Sous la pression de la demande de transport, les autorités peuvent cependant décider d’augmenter le nombre de licences. La manière dont sont attribuées ces nouvelles licences varie beaucoup d’un pays à l’autre. En France elles sont données périodiquement, puis sont cessibles par leur titulaire. A New York ou à Hong Kong, elles sont vendues aux enchères.

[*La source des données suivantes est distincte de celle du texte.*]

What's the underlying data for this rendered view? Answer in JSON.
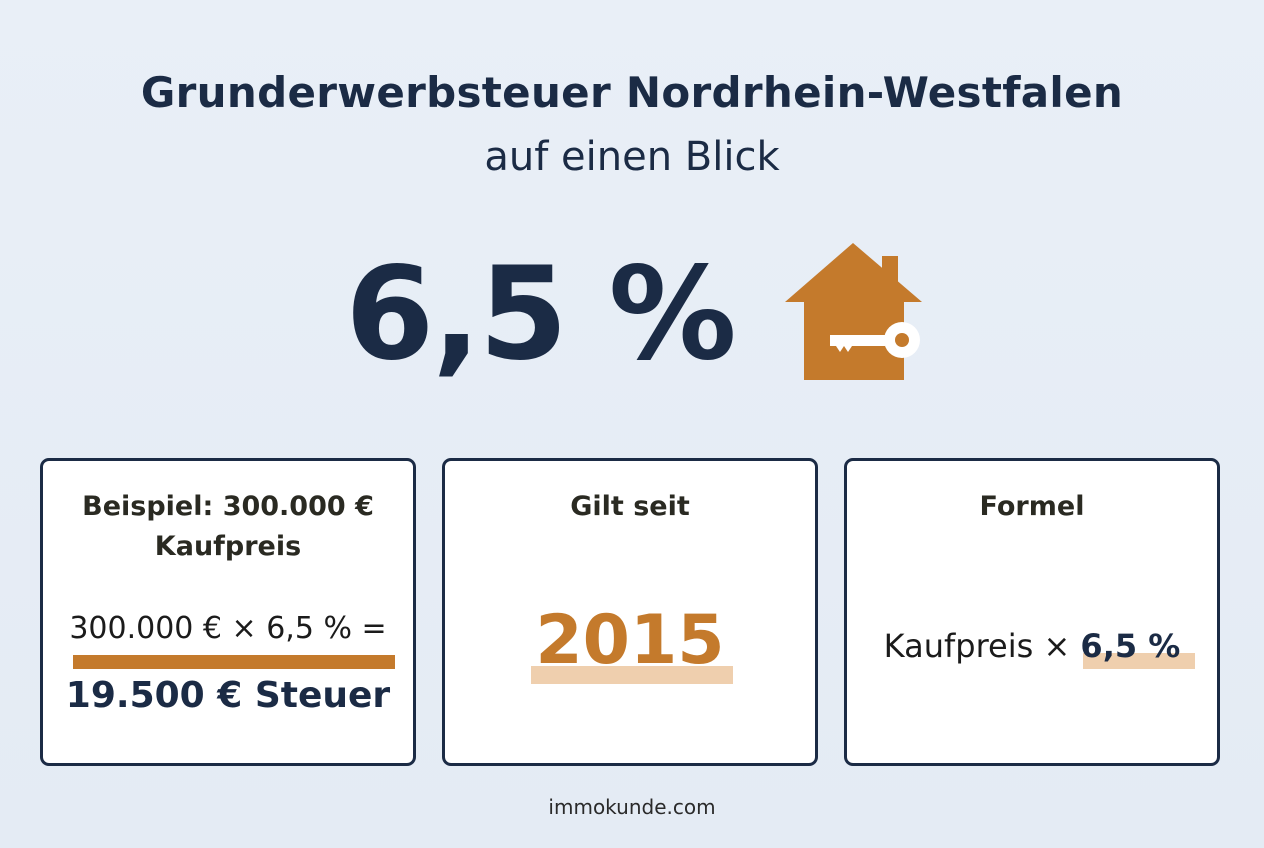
{
  "header": {
    "title_line1": "Grunderwerbsteuer Nordrhein-Westfalen",
    "title_line2": "auf einen Blick"
  },
  "rate": "6,5 %",
  "cards": [
    {
      "title_line1": "Beispiel: 300.000 €",
      "title_line2": "Kaufpreis",
      "calculation": "300.000 € × 6,5 % =",
      "result": "19.500 € Steuer"
    },
    {
      "title": "Gilt seit",
      "value": "2015"
    },
    {
      "title": "Formel",
      "formula_text": "Kaufpreis ×",
      "formula_rate": "6,5 %"
    }
  ],
  "footer": "immokunde.com"
}
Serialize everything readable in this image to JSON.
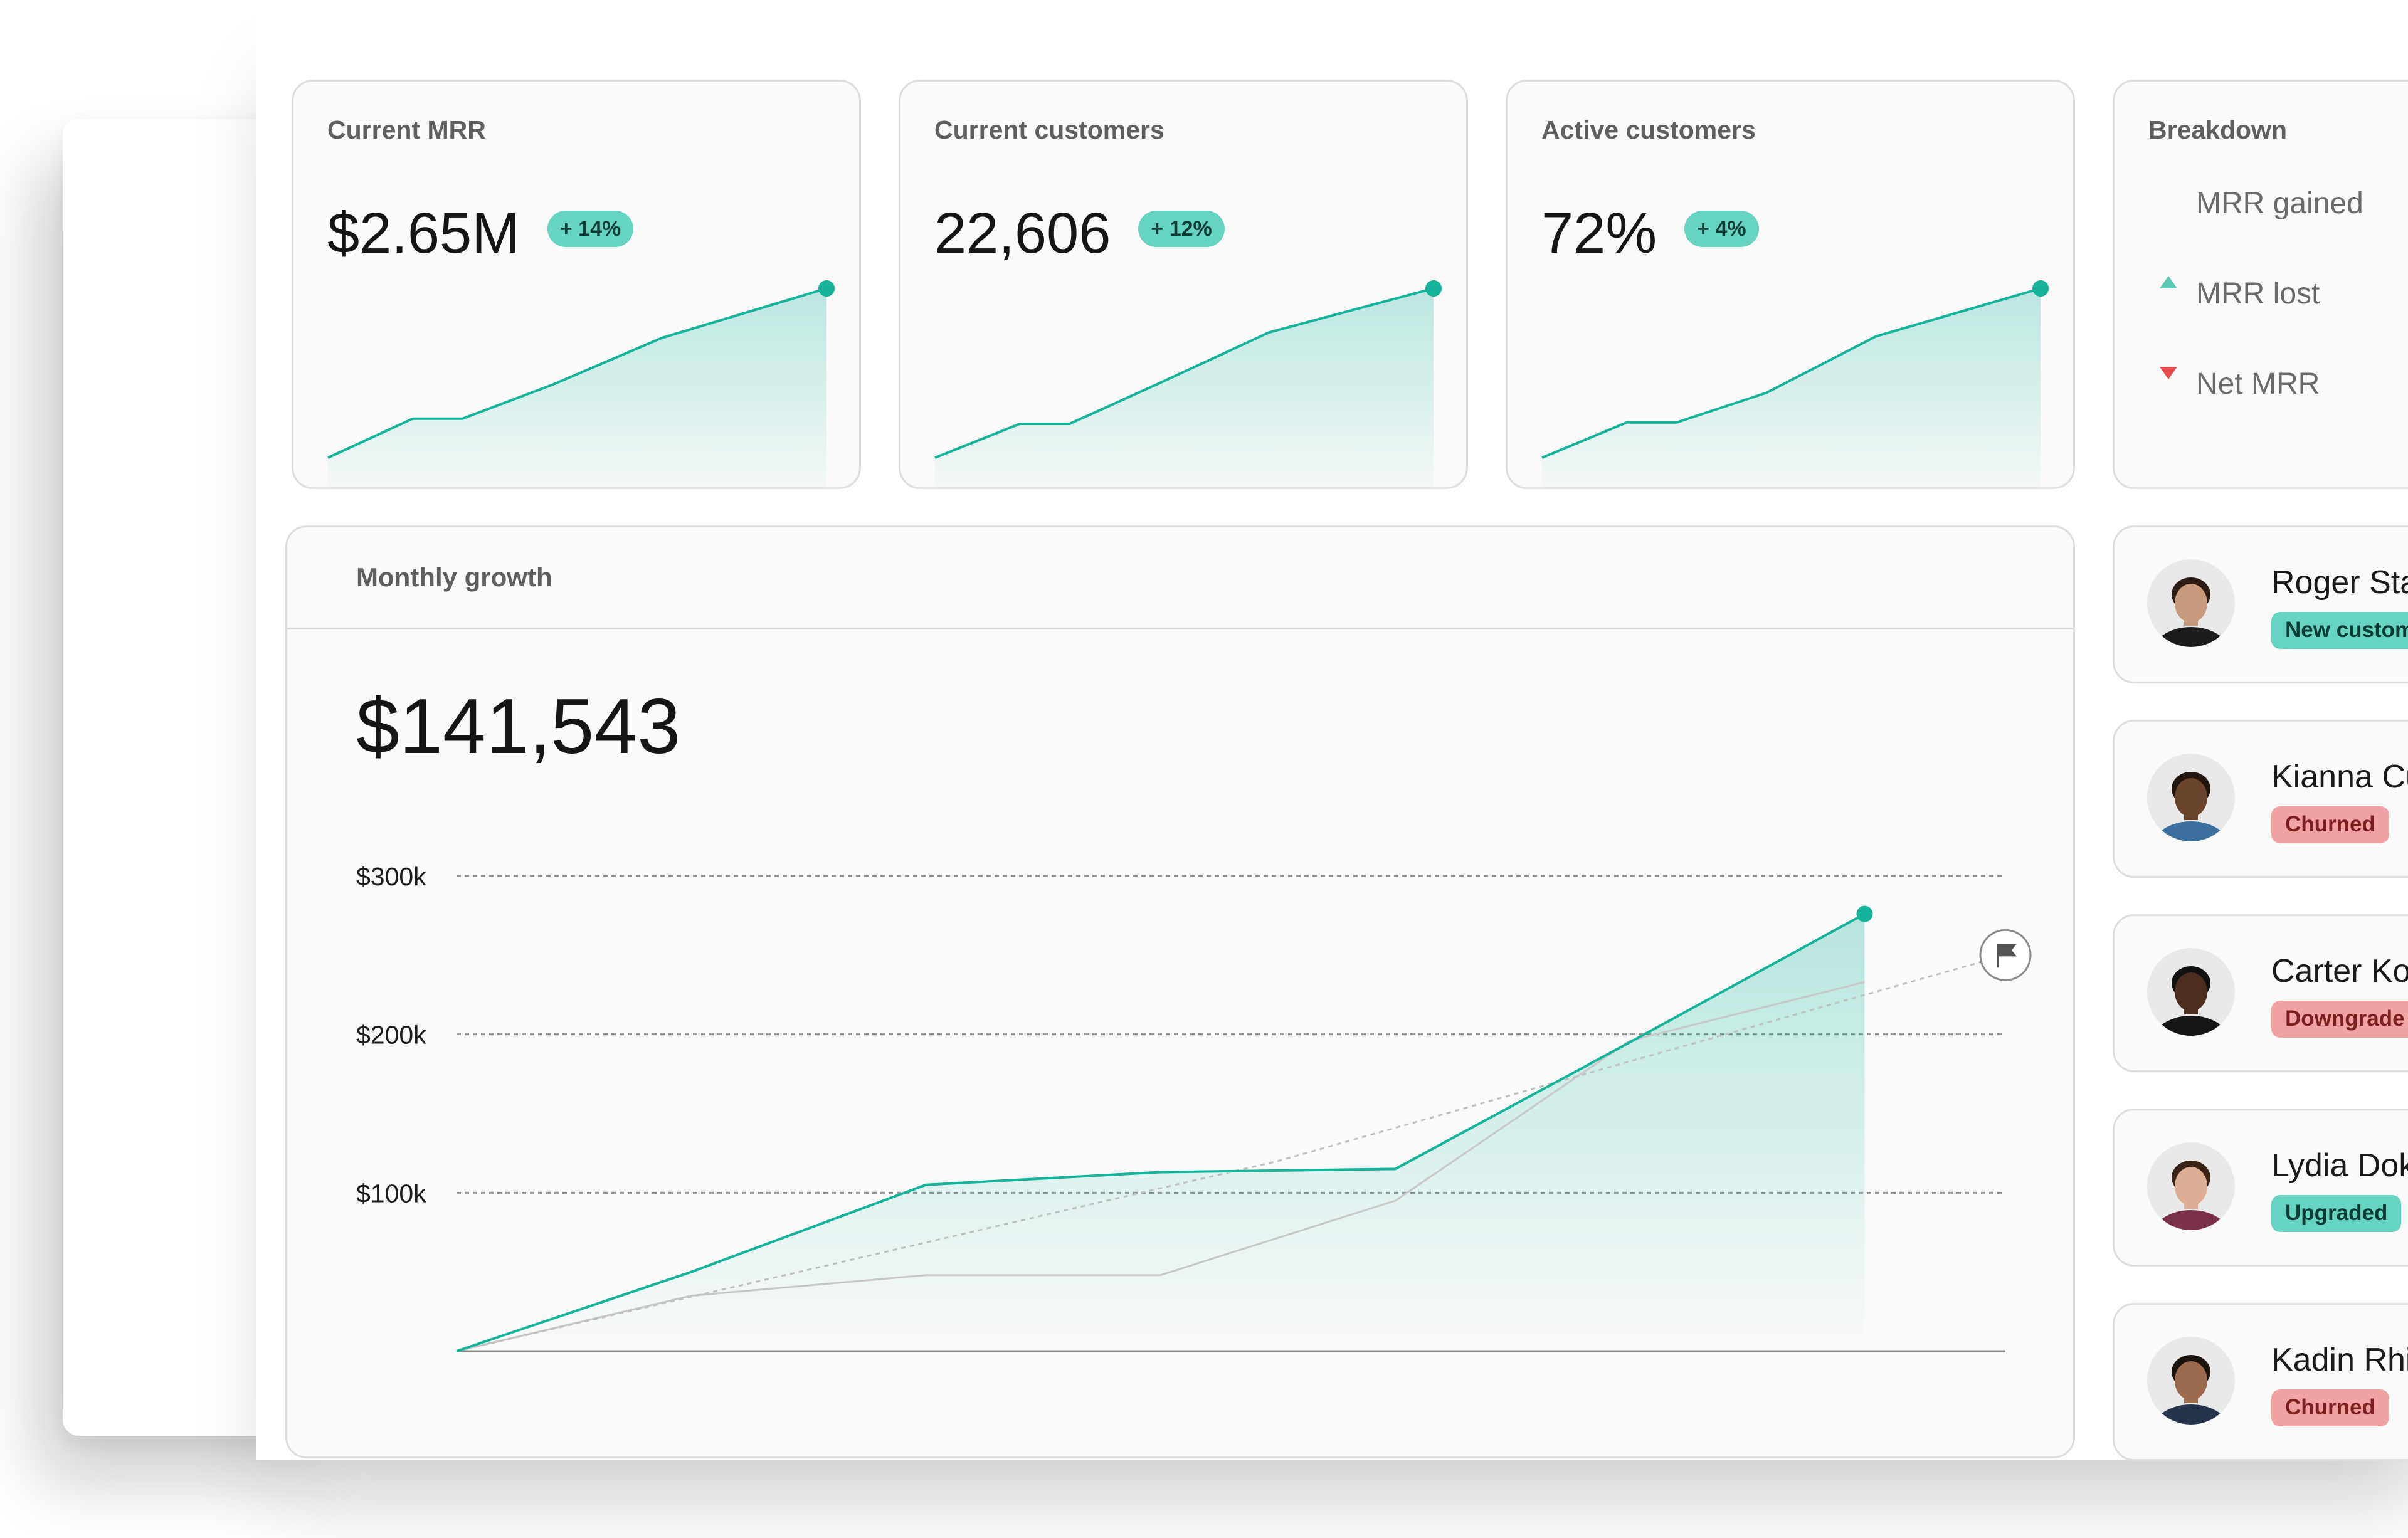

Les licences peuvent être réservées à des chauffeurs sur la base d’une licence par personne ; on a alors des artisans-taxis propriétaires de leur licence. Elles peuvent aussi être accordées à des entreprises qui soit les louent à des chauffeurs soit emploient des chauffeurs salariés. Paris (France) et New York (États-Unis) ont un système mixte où un contingent de licences est réservé à des artisans et un autre contingent à des entreprises.

Après les chauffeurs et les propriétaires de licences, le contrôle de l’autorité régulatrice peut s’exercer sur un troisième niveau, celui du central d’appel téléphonique pour la réservation de courses. Ces centraux peuvent appartenir à des associations d’artisans-taxis, à des entreprises possédant des licences ou encore à des entreprises de logistique débordant largement le domaine du taxi. Parce que cette activité favorise les monopoles abusifs, l’autorité régulatrice peut, comme à Stockholm (Suède), veiller à ce qu’un nombre suffisant de centraux coexistent pour assurer la concurrence, elle peut aussi accorder le monopole d’un central à une entreprise concessionnaire pour une durée limitée, comme à Genève (Suisse).

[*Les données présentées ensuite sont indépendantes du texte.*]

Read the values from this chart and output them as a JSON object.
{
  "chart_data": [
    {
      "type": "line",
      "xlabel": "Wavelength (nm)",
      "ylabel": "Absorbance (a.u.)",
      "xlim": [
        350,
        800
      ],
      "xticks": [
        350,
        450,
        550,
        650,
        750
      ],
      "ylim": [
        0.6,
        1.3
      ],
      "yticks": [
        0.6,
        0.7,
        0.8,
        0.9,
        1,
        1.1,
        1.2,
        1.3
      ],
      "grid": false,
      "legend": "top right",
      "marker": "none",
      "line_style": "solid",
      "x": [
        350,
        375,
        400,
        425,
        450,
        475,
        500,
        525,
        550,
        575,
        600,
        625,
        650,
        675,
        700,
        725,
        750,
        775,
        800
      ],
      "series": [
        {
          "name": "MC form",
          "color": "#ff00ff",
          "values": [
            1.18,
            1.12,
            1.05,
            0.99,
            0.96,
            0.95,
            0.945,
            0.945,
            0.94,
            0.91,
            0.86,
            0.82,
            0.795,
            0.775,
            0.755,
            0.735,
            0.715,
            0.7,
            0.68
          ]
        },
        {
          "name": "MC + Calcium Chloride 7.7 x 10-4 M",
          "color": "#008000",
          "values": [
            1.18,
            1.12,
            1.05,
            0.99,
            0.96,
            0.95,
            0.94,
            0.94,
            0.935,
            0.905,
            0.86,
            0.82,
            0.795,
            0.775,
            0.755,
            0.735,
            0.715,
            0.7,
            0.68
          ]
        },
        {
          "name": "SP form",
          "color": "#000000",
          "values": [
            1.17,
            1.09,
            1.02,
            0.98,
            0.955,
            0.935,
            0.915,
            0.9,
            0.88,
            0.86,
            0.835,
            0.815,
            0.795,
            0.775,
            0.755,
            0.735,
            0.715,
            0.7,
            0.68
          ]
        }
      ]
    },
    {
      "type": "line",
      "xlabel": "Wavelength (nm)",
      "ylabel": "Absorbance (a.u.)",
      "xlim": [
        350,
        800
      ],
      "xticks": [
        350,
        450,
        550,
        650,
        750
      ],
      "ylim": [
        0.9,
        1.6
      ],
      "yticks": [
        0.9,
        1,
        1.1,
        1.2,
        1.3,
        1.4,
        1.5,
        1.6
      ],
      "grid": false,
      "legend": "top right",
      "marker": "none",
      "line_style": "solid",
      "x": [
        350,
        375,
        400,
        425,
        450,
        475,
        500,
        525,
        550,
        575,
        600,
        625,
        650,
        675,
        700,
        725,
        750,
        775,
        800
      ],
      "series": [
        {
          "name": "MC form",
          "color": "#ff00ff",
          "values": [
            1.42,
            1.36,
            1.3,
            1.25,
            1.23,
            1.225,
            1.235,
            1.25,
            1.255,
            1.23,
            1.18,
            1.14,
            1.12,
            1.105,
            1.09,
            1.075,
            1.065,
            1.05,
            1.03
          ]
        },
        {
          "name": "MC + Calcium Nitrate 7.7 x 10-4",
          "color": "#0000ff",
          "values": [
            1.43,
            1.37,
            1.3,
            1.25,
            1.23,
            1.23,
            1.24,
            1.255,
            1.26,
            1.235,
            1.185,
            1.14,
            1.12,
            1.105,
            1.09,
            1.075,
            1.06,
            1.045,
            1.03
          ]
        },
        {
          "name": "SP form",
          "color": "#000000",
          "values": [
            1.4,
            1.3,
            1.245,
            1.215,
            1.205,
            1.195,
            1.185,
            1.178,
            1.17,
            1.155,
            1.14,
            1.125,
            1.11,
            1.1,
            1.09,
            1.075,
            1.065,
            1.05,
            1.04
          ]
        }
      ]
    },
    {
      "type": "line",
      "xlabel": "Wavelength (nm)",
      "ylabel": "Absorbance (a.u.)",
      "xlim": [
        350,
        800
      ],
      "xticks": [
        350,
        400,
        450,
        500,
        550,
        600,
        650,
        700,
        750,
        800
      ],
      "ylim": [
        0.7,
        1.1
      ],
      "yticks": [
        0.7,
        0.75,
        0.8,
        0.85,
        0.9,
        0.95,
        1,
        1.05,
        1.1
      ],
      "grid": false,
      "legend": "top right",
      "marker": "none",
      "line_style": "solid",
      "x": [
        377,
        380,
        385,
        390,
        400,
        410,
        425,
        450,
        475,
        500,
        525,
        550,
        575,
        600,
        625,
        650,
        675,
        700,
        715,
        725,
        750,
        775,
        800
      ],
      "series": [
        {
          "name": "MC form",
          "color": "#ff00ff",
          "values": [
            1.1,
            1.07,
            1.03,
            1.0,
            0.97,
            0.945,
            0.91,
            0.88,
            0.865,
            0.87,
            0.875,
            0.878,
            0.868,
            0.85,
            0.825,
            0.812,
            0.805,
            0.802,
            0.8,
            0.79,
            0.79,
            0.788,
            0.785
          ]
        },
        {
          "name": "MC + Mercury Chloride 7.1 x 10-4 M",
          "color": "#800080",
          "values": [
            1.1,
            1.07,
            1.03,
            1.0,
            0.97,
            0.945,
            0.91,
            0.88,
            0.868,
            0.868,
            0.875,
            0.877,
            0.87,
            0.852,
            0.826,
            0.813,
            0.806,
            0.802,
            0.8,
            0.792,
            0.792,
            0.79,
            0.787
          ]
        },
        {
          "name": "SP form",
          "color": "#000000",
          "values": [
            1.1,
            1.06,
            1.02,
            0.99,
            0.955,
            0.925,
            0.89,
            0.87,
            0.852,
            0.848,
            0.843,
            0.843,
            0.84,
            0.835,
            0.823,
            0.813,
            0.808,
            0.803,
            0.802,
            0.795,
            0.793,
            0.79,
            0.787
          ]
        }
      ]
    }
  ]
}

Par la loi du 1er octobre 2014 n° 2014-1104, le législateur français a choisi de mettre fin à la cessibilité des licences de taxi (autorisations de stationnement) pour l'avenir. Les licences délivrées après la loi seront temporaires et incessibles ; par exception, celles délivrées avant la loi demeureront cessibles. L'article L. 3121-2 du code des transports qui fondait le droit de présentation des taxis a été réformé en conséquence.